Prosecutors say Mitchell was 20 years old when he and a 16 year old friend “carjacked Alyce Slim, 63, and stabbed her multiple times, then killed her granddaughter, Tiffany Lee,” NBC reports. The 16 year old, also part of the Navajo Nation, was too young to be sentenced to death and instead received a life sentence for the carjacking and murders. 

Aminoff and Bacchi believe the U.S. Department of Justice (DOJ) "exploited a legal loophole" when pursuing the death penalty against Mitchell, NBC reports. The Navajo Nation’s  sovereignty is recognized under the U.S. Constitution, as NBC points out. That means that Navajo leaders can decide when it’s appropriate to apply the death penalty to crimes under the Federal Death Penalty Act, even though the Navajo people are against the death penalty. 

Reports NBC:


…one of the charges that Mitchell was convicted of — carjacking resulting in death — does not require tribal consent under the law because the federal government considers it criminal no matter where it is committed.


Mitchell’s attorneys said in their statement that their client’s execution "represents an unprecedented infringement on the sovereignty of the Navajo Nation, which has steadfastly opposed his execution."

Navajo leaders recently slammed Mitchell’s then pending execution, pointing out that it is “the only case in the history of America’s modern death penalty in which the U.S. government is applying it to a crime committed on tribal land and despite opposition from the tribal government,” NBC reports. 

Navajo Nation President Jonathan Nez in July wrote a letter to Trump asking for a stay in Mitchell’s execution, according to NBC. Instead, he said Mitchell should be sentenced to life in prison.
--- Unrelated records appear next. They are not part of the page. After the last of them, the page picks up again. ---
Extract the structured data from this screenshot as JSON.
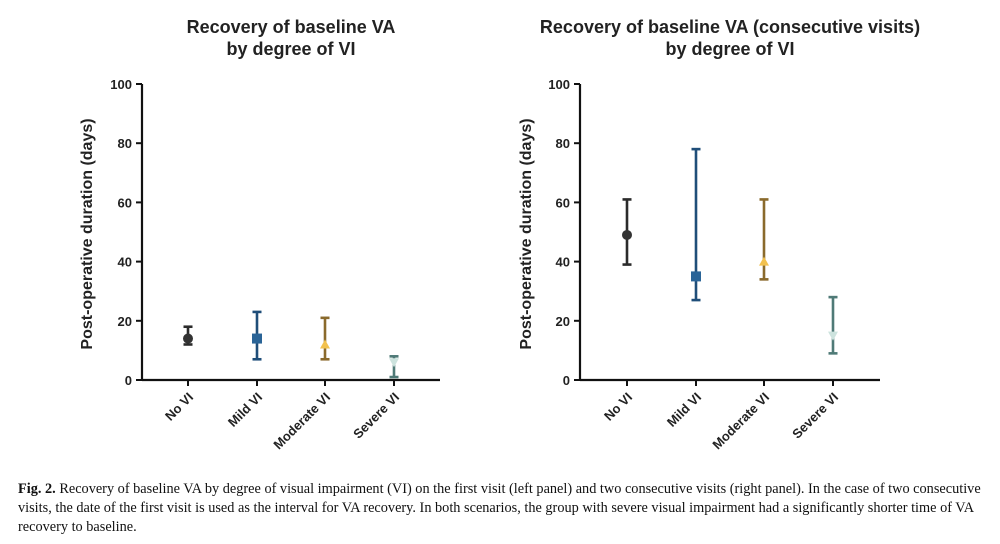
{
  "chart_data": [
    {
      "type": "errorbar",
      "title": [
        "Recovery of baseline VA",
        "by degree of VI"
      ],
      "xlabel": "",
      "ylabel": "Post-operative duration  (days)",
      "ylim": [
        0,
        100
      ],
      "yticks": [
        0,
        20,
        40,
        60,
        80,
        100
      ],
      "grid": false,
      "categories": [
        "No VI",
        "Mild VI",
        "Moderate VI",
        "Severe VI"
      ],
      "series": [
        {
          "name": "No VI",
          "marker": "circle",
          "color": "#2b2b2b",
          "value": 14,
          "low": 12,
          "high": 18
        },
        {
          "name": "Mild VI",
          "marker": "square",
          "color": "#1f4e79",
          "value": 14,
          "low": 7,
          "high": 23
        },
        {
          "name": "Moderate VI",
          "marker": "triangle-up",
          "color": "#8a6a2c",
          "value": 12,
          "low": 7,
          "high": 21
        },
        {
          "name": "Severe VI",
          "marker": "triangle-down",
          "color": "#4f7a77",
          "value": 6,
          "low": 1,
          "high": 8
        }
      ]
    },
    {
      "type": "errorbar",
      "title": [
        "Recovery of baseline VA (consecutive visits)",
        "by degree of VI"
      ],
      "xlabel": "",
      "ylabel": "Post-operative duration  (days)",
      "ylim": [
        0,
        100
      ],
      "yticks": [
        0,
        20,
        40,
        60,
        80,
        100
      ],
      "grid": false,
      "categories": [
        "No VI",
        "Mild VI",
        "Moderate VI",
        "Severe VI"
      ],
      "series": [
        {
          "name": "No VI",
          "marker": "circle",
          "color": "#2b2b2b",
          "value": 49,
          "low": 39,
          "high": 61
        },
        {
          "name": "Mild VI",
          "marker": "square",
          "color": "#1f4e79",
          "value": 35,
          "low": 27,
          "high": 78
        },
        {
          "name": "Moderate VI",
          "marker": "triangle-up",
          "color": "#8a6a2c",
          "value": 40,
          "low": 34,
          "high": 61
        },
        {
          "name": "Severe VI",
          "marker": "triangle-down",
          "color": "#4f7a77",
          "value": 15,
          "low": 9,
          "high": 28
        }
      ]
    }
  ],
  "marker_fills": {
    "circle": "#333333",
    "square": "#2a6497",
    "triangle-up": "#f2c14e",
    "triangle-down": "#cde3de"
  },
  "caption": {
    "label": "Fig. 2.",
    "text": "Recovery of baseline VA by degree of visual impairment (VI) on the first visit (left panel) and two consecutive visits (right panel). In the case of two consecutive visits, the date of the first visit is used as the interval for VA recovery. In both scenarios, the group with severe visual impairment had a significantly shorter time of VA recovery to baseline."
  }
}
Capital punishment “violates tribal custom and culture,” according to the Arizona Daily Sun. Life in prison is the maximum penalty for murder on the Navajo Nation. 

According to NBC, Nez said in his letter to Trump, "This request honors our religious and traditional beliefs, the Navajo Nation’s long-standing position on the death penalty for Native Americans, and our respect for the decision of the victim’s family.” 
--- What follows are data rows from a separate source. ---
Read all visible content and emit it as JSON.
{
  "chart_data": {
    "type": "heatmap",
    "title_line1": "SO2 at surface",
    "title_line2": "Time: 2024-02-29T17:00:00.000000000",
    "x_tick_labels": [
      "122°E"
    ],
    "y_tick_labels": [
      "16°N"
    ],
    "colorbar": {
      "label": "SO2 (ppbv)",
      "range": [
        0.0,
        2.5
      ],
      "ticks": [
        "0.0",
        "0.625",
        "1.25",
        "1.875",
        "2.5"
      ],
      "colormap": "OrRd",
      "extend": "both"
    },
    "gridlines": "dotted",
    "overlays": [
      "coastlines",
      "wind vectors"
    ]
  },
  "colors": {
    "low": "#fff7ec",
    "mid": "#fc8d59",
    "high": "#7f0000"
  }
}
Carl Roessel Slater, a Navajo council delegate, told NBC he worries that Mitchell’s execution will set a dangerous precedent. “If this execution goes forward, the precedent will be set that, no matter the sovereign position of any Indian tribe, the federal government can kill American Indians and Diné, specifically,” he said. 
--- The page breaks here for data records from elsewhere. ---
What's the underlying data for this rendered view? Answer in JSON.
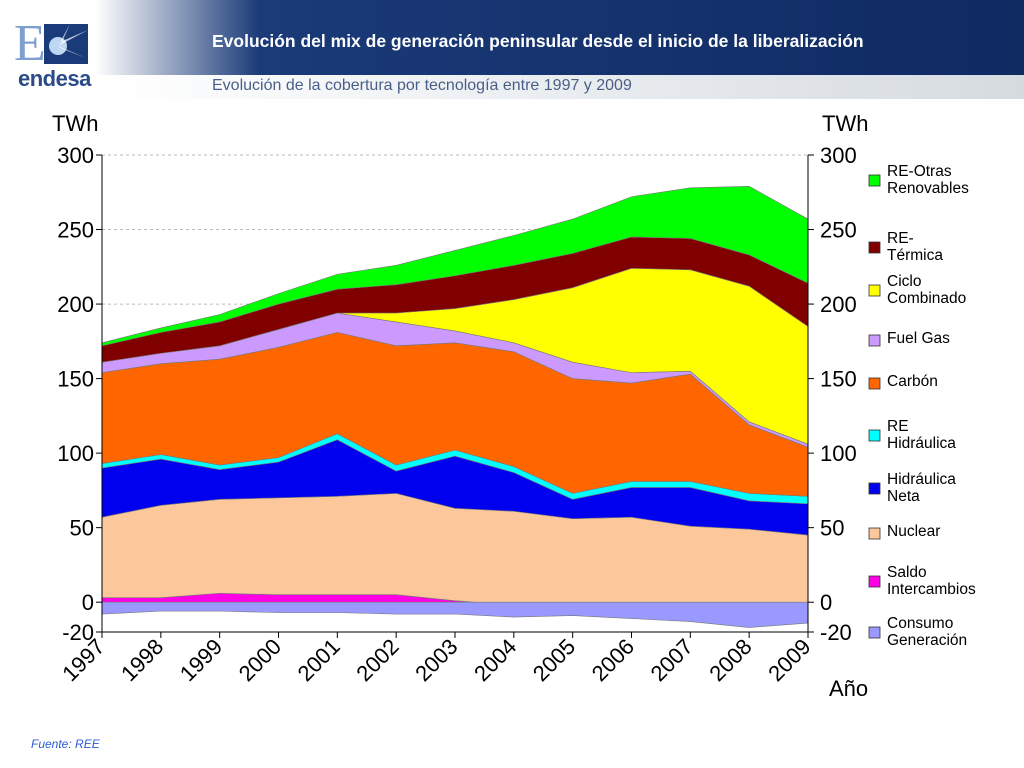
{
  "header": {
    "logo_text": "endesa",
    "title": "Evolución del mix de generación peninsular desde el inicio de la liberalización",
    "subtitle": "Evolución de la cobertura por tecnología entre 1997 y 2009"
  },
  "footer": {
    "source": "Fuente: REE"
  },
  "chart_data": {
    "type": "area",
    "stacked": true,
    "title": "Evolución de la cobertura por tecnología entre 1997 y 2009",
    "ylabel_left": "TWh",
    "ylabel_right": "TWh",
    "xlabel": "Año",
    "ylim": [
      -20,
      300
    ],
    "yticks": [
      -20,
      0,
      50,
      100,
      150,
      200,
      250,
      300
    ],
    "ytick_labels": [
      "-20",
      "0",
      "50",
      "100",
      "150",
      "200",
      "250",
      "300"
    ],
    "grid": true,
    "legend_position": "right",
    "categories": [
      "1997",
      "1998",
      "1999",
      "2000",
      "2001",
      "2002",
      "2003",
      "2004",
      "2005",
      "2006",
      "2007",
      "2008",
      "2009"
    ],
    "series_positive": [
      {
        "name": "Saldo Intercambios",
        "color": "#ff00e6",
        "values": [
          3,
          3,
          6,
          5,
          5,
          5,
          1,
          -2,
          -2,
          -3,
          -4,
          -10,
          -8
        ]
      },
      {
        "name": "Nuclear",
        "color": "#fcc89b",
        "values": [
          54,
          62,
          63,
          65,
          66,
          68,
          62,
          63,
          58,
          60,
          55,
          59,
          53
        ]
      },
      {
        "name": "Hidráulica Neta",
        "color": "#0000ee",
        "values": [
          33,
          31,
          20,
          24,
          38,
          15,
          35,
          26,
          13,
          20,
          26,
          19,
          21
        ]
      },
      {
        "name": "RE Hidráulica",
        "color": "#00ffff",
        "values": [
          3,
          3,
          3,
          3,
          4,
          4,
          4,
          4,
          4,
          4,
          4,
          5,
          5
        ]
      },
      {
        "name": "Carbón",
        "color": "#ff6600",
        "values": [
          61,
          61,
          71,
          74,
          68,
          80,
          72,
          77,
          77,
          66,
          72,
          46,
          33
        ]
      },
      {
        "name": "Fuel Gas",
        "color": "#cc99ff",
        "values": [
          7,
          7,
          9,
          12,
          13,
          16,
          8,
          6,
          11,
          7,
          2,
          2,
          2
        ]
      },
      {
        "name": "Ciclo Combinado",
        "color": "#ffff00",
        "values": [
          0,
          0,
          0,
          0,
          0,
          6,
          15,
          29,
          50,
          70,
          68,
          91,
          79
        ]
      },
      {
        "name": "RE-Térmica",
        "color": "#800000",
        "values": [
          11,
          14,
          16,
          17,
          16,
          19,
          22,
          23,
          23,
          21,
          21,
          21,
          29
        ]
      },
      {
        "name": "RE-Otras Renovables",
        "color": "#00ff00",
        "values": [
          2,
          3,
          5,
          7,
          10,
          13,
          17,
          20,
          23,
          27,
          34,
          46,
          43
        ]
      }
    ],
    "series_negative": [
      {
        "name": "Consumo Generación",
        "color": "#9999ff",
        "values": [
          -8,
          -6,
          -6,
          -7,
          -7,
          -8,
          -8,
          -10,
          -9,
          -11,
          -13,
          -17,
          -14
        ]
      }
    ],
    "legend_order": [
      "RE-Otras Renovables",
      "RE-Térmica",
      "Ciclo Combinado",
      "Fuel Gas",
      "Carbón",
      "RE Hidráulica",
      "Hidráulica Neta",
      "Nuclear",
      "Saldo Intercambios",
      "Consumo Generación"
    ],
    "legend_labels": {
      "RE-Otras Renovables": [
        "RE-Otras",
        "Renovables"
      ],
      "RE-Térmica": [
        "RE-",
        "Térmica"
      ],
      "Ciclo Combinado": [
        "Ciclo",
        "Combinado"
      ],
      "Fuel Gas": [
        "Fuel Gas"
      ],
      "Carbón": [
        "Carbón"
      ],
      "RE Hidráulica": [
        "RE",
        "Hidráulica"
      ],
      "Hidráulica Neta": [
        "Hidráulica",
        "Neta"
      ],
      "Nuclear": [
        "Nuclear"
      ],
      "Saldo Intercambios": [
        "Saldo",
        "Intercambios"
      ],
      "Consumo Generación": [
        "Consumo",
        "Generación"
      ]
    }
  }
}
The father of Mitchell’s young victim in this case, Tiffany Lee, feels differently, according to a statement he made to the Associated Press. He said he supports Mitchell’s execution as an “eye for an eye.”

"I speak for myself and for my daughter," Daniel Lee told the AP. 

According to NBC:


The Justice Department did not provide a new comment Wednesday about the decision to move forward with Mitchell’s execution. The agency has previously noted that a federal court in 2007 ruled on the legality of the death penalty sentence in Mitchell’s case and that the federal government during past administrations also sought the death penalty in cases of carjacking resulting in death.


Mitchell was the fourth federally incarcerated person to be executed over the past year following the government’s reinstatement of the death penalty in July 2019, following a 17-year pause on the practice.